Her answer told me more than I’d been seeking. She’d echoed me even more strongly.

“When are you going to lunch?” I asked. Things began to evolve from there. I could give a synopsis of our conversation that day and not even have to tell you who said what. The answers would have been the same for either of us.

“What are your career goals?”

“I have none.”

“How do you feel about violence?”

“Quite good.”

“Do you foresee better things for the world in general next year?”

“Quite the opposite.”

And so on. We only deviated from this when I asked about her artistic talent. She said, “That’s a gray area. I think my work—what I do for myself—is becoming something very different.”

Something stirred in me. I immediately sensed she didn’t mean “different” as in different for her. There was an uncertainty in her voice tinged with hope, like that of an astronomer who believes he has discovered a new planet. I don’t know why I was inspired at all. The bases had to have been covered, from etchings on cave walls and pyramids to portraits, landscapes, images of Hell and soup cans. From stone to canvas to hologram. What was left to be different? Collective unconscious is a rather limiting concept.

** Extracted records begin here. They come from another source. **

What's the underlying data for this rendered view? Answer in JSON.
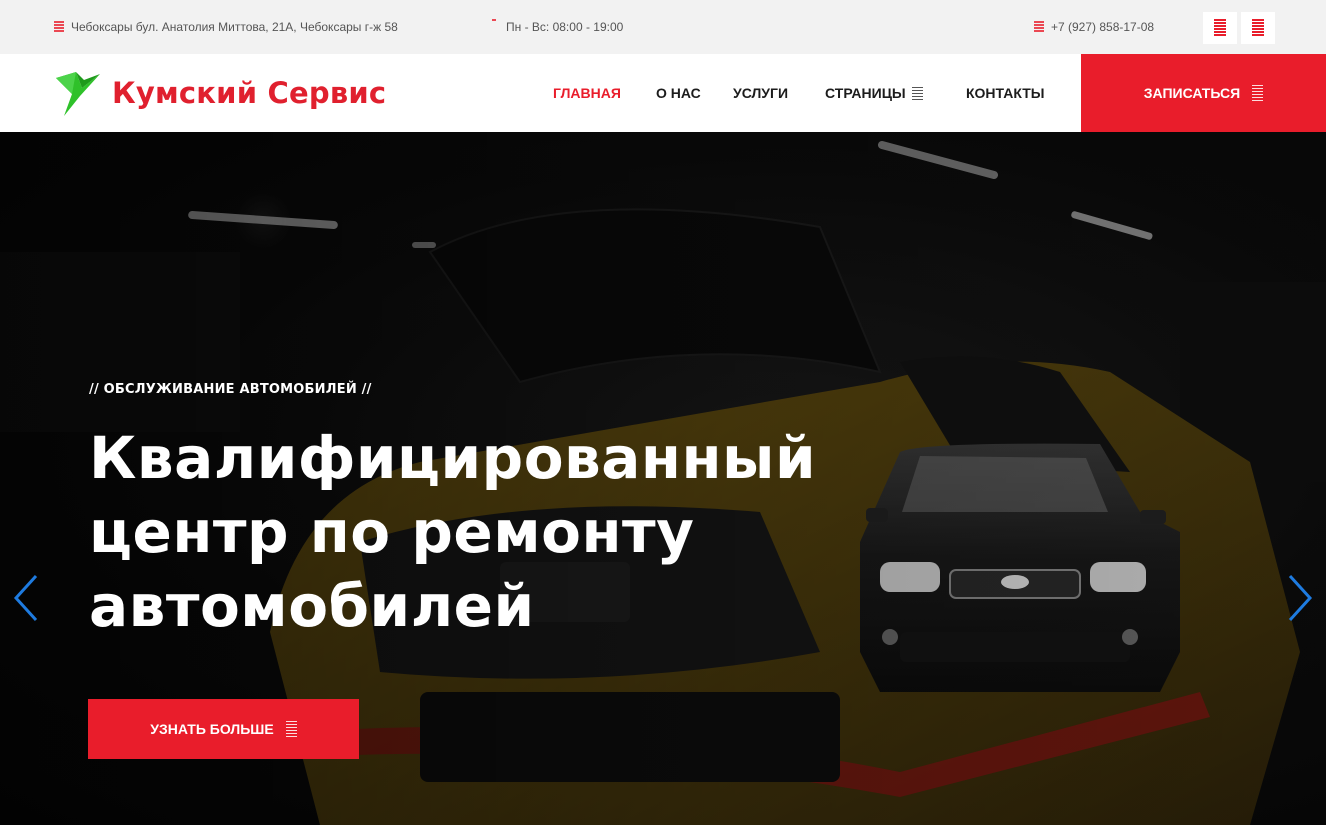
{
  "topbar": {
    "address": "Чебоксары бул. Анатолия Миттова, 21А, Чебоксары г-ж 58",
    "hours": "Пн - Вс: 08:00 - 19:00",
    "phone": "+7 (927) 858-17-08"
  },
  "header": {
    "logo_text": "Кумский Сервис",
    "nav": [
      {
        "label": "ГЛАВНАЯ"
      },
      {
        "label": "О НАС"
      },
      {
        "label": "УСЛУГИ"
      },
      {
        "label": "СТРАНИЦЫ"
      },
      {
        "label": "КОНТАКТЫ"
      }
    ],
    "cta_label": "ЗАПИСАТЬСЯ"
  },
  "hero": {
    "eyebrow": "// ОБСЛУЖИВАНИЕ АВТОМОБИЛЕЙ //",
    "title_lines": [
      "Квалифицированный",
      "центр по ремонту",
      "автомобилей"
    ],
    "button_label": "УЗНАТЬ БОЛЬШЕ"
  },
  "colors": {
    "accent": "#e91d2b",
    "logo_green": "#2fc12a",
    "slider_arrow": "#1e7be0"
  },
  "icons": {
    "address": "map-marker-icon",
    "hours": "clock-icon",
    "phone": "phone-icon",
    "social": [
      "social-icon",
      "social-icon"
    ],
    "dropdown": "dropdown-icon",
    "cta": "arrow-right-icon",
    "prev": "chevron-left-icon",
    "next": "chevron-right-icon"
  }
}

But I was inspired, as I hadn’t been since my premonitions of 1999. I was no artist myself. I’d liked comics before they became less about mythologies and more about foil, gold, and holographic covers (I’d been so into The Uncanny X-Men in sixth grade that I demanded to know why adamantium wasn’t on the Periodic Table), but about the only character I could draw was one with the power of eternal invisibility. My masterpiece was a stickman rendering of Charles Whitman sniping students from the observatory tower. I felt like I had a real vision, but I wasn’t convinced that more talent would be enough to express it. I’d never considered a conduit before.

Section II

When I met Ursula, the signs returned almost instantly. They were like images congealing in a haze of static. Words seeping through my apartment walls from a neighbor’s stereo: I’ll make you yearn for the Apocalypse. A fragment of dialogue from the TV: There’s no tomorrow. You know why? It ain’t ever gonna get here! Cryptic abbreviations carved on walls in benches and bathrooms suggesting more than so and so was here or so and so gives a great ream: Axxon N, Z2K, EOTA.

Something was awake under the surface of things, something with a lot more momentum than another self-proclaimed reincarnation of Christ stockpiling assault rifles or pouring Kool-Aid. Ursula knew I sensed it, but I didn’t try to express it. I wasn’t sure I could. What I did talk about was sickness and my respect for its innovation. Even this wasn’t without its merits, as I generally couldn’t talk about Hansen’s disease over pastrami sandwiches and chicken salad with anyone. Ursula would hint at new art she was excited about, but she never elaborated. I doubted she was the type who believed that talking about an incomplete project would somehow compromise it, but I didn’t press her. I didn’t want to hear I was wrong about the significance of her work—a possibility I couldn’t ignore, not after the disappointment of January 1, 2000. It wasn’t until after another New Year’s that she said, “There are some people I really think you should meet.”